Words of Wisdom - No 1

Os Guinness writes:
Unquestionably the central impact of postmodernism on popular thinking is its philosophical reinforcement of the devouring, cannibalistic character of modern consumer culture.

Two metaphors are widely used in speaking of postmodernism — hopping and shopping. On the one hand, life in the postmodern world is television-channel hopping, with hand-held remote controls allowing us to graze at will in the flickering pastures of one greener channel after another. On the other hand, life in the postmodern world is shopping-mall or catalogue consumerism, allowing us to buy our way to a connoisseurship of surface and style. We pick out the bits and pieces of our consumer choice and assemble them into our own versions of who we are and how we live.

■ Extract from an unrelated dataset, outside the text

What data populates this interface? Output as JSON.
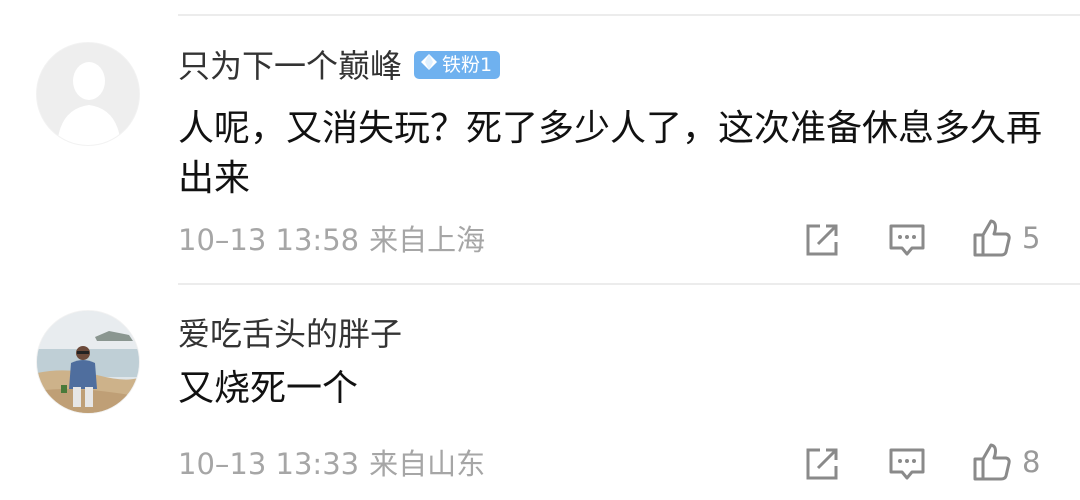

... perhaps postmodernism’s main challenge to the church is to our central mission as Christians: following Christ and making him Lord in all of life. The church cannot become simply another customer center that offers designer religion and catalogue spirituality to the hoppers and shoppers of the modern world. Followers of Christ are custodians of the faith passed on down the running centuries. Never must we allow anyone outside or inside the church to become cannibals who devour the truth and meaning of this priceless heritage of faith. Letting the church be the church and the gospel be the gospel is integral to letting God be God.
FROM: Os Guinness, Fit Bodies Fat Minds (Baker Books, Grand Rapids, Michigan, 1994), pp 107-8, 110.